Toward a Canonical Representation of Blocked Rectangular Grids with an Application to Finite Tiling Problems
Noah Jensen, Stephanie Treneer
TL;DR
This work develops a canonical representation framework for blocked rectangular grids under symmetry by partitioning boards into region-based board partitions and applying a main reduction theorem that yields a weighted count of all boards from a reduced subset. The method guarantees at least one representative from each symmetry class while substantially limiting redundancy, with exact counting formulas derived via Burnside’s lemma across multiple dimension parities. It then applies the framework to families of polyomino tiling problems, using backtracking and linear-system approaches to efficiently determine solvability and compute totals of solvable/unsolvable boards, supplemented by open-source code.
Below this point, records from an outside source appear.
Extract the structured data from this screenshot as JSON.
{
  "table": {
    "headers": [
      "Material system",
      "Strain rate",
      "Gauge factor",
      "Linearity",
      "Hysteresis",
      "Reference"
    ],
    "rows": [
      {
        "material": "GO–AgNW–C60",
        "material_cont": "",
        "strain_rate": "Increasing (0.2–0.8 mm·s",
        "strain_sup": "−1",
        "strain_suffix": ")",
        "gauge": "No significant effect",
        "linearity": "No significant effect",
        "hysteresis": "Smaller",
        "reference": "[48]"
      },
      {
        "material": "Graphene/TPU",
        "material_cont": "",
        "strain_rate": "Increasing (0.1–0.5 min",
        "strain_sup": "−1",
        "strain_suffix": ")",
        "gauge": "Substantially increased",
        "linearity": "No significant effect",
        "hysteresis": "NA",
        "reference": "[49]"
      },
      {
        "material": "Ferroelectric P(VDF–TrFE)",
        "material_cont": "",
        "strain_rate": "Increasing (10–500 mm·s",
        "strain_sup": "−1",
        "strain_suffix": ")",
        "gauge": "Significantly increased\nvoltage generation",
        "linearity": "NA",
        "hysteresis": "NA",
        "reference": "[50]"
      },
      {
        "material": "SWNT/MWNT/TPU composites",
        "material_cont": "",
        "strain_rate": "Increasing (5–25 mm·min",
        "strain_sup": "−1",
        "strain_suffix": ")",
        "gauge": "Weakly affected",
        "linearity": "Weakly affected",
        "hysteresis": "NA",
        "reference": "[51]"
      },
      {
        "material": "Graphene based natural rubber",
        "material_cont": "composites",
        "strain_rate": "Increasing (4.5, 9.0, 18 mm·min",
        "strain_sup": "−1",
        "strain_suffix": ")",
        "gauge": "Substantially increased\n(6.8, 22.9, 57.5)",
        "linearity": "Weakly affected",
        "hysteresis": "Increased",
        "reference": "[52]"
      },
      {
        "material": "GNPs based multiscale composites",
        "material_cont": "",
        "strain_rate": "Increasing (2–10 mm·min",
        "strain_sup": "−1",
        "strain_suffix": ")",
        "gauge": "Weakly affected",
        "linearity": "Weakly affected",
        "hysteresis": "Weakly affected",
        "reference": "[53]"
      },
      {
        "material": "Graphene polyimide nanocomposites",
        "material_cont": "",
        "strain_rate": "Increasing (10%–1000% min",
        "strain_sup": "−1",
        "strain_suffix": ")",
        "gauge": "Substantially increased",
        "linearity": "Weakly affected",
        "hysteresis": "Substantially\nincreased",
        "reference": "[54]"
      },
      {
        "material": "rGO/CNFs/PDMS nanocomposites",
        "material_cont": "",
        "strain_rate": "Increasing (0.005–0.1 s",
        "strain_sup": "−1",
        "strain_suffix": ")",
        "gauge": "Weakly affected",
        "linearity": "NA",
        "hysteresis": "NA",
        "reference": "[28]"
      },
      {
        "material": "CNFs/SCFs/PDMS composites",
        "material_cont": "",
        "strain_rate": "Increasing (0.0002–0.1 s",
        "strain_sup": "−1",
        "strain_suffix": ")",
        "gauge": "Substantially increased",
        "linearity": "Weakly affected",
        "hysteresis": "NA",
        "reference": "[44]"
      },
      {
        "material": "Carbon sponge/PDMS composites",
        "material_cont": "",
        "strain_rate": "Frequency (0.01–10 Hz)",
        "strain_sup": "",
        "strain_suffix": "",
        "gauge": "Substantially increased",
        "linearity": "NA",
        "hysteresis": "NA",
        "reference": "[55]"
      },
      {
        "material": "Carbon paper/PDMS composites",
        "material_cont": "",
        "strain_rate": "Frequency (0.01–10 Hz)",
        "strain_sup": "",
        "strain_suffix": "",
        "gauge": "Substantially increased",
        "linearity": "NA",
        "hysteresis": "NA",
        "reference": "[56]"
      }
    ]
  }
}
The paper also introduces a quantitative measure of canonical quality, explores its behavior through several conjectures, and demonstrates practical impact on complex tiling datasets such as Genius Square and other tiling problems.Overall, the work provides a principled, scalable approach to symmetry-aware enumeration and tiling analysis, enabling exact class counts and near-optimal canonical representations for a broad class of blocked-grid problems.
Abstract
Given the collection of all $m\times n$ rectangular grids which have a fixed number $1\leq r\leq mn$ of blocked cells, we explicitly describe a proper subset of the collection which is guaranteed to contain at least one grid from each equivalence class under symmetry, eliminating the majority of redundant grids. We analyze the extent to which redundant grids remain in the reduced set, and give general cases in which our methods exactly produce a complete set of canonical representatives for the equivalence classes. As an application of our results, we specify collections of polyomino tiling problems and find all solvable grids in each collection.